I met this guy months back and we spoke of this all happening before this situation with the nosey people. Thankfully, we will be gone in just a few weeks so it happened at the right time. There is no " right " time, but I did plan to quit anyways.
I am FAR from perfect, do not claim to be, but I am a proud mother. I couldn't imagine not being with my babies every night. I couldn't imagine not having them in my home every day. In fact, that would probably turn me into an addict. Without them, I have nothing.
I chose to do what I do for work and for that, sometimes we come across problems. Just because I do " this " does not mean I am a bad mother. It doesn't. None of us should have to feel that way. I won't. If anything, I've proved that I will do anything to make sure my babies don't go without. I won't sit on my butt waiting for the state to give me hand outs nor will I demand child support and use that as income as many around this area do. I am not that person. I am very independent and very stubborn. I don't sit down easily and I don't give up. I am a fighter.
I do understand and even agree with where you are coming from. I do. I've seen it many times. It's all around me where I live. My family is not a good one and in fact, I am one of the most stable of all of my siblings. Sadly.

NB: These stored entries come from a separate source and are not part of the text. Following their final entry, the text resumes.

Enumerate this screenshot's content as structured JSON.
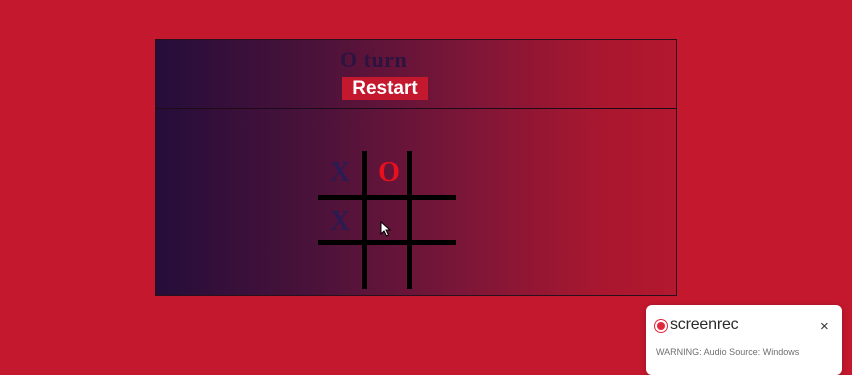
{
  "header": {
    "turn_text": "O turn",
    "restart_label": "Restart"
  },
  "board": {
    "cells": [
      "X",
      "O",
      "",
      "X",
      "",
      "",
      "",
      "",
      ""
    ],
    "x_color": "#2c1a52",
    "o_color": "#e8101e"
  },
  "recorder": {
    "logo_text": "screenrec",
    "close_symbol": "×",
    "subtext": "WARNING: Audio Source: Windows"
  },
  "colors": {
    "background": "#c4182e",
    "restart_button": "#c4182e",
    "grid": "#000000"
  }
}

My daughter is 12 and a GREAT kid. I am not just saying that. She is a good girl. I decided this move when I started fearing that she could be easily convinced by friends, boys, to behave in certain ways. My daughter is a good girl and I want to keep her that way. My son, great boy. Again, they aren't perfect either, but for growing up around here, with a single momma, coming from the family that I do, the statistics say they should be running around cursing, skipping school and getting high. Kids here start that at 12, some younger. Mine don't. I won't sit around waiting for that to happen. That's why I decided to move.
This was a spiteful way of getting revenge. It will go away. All will be well.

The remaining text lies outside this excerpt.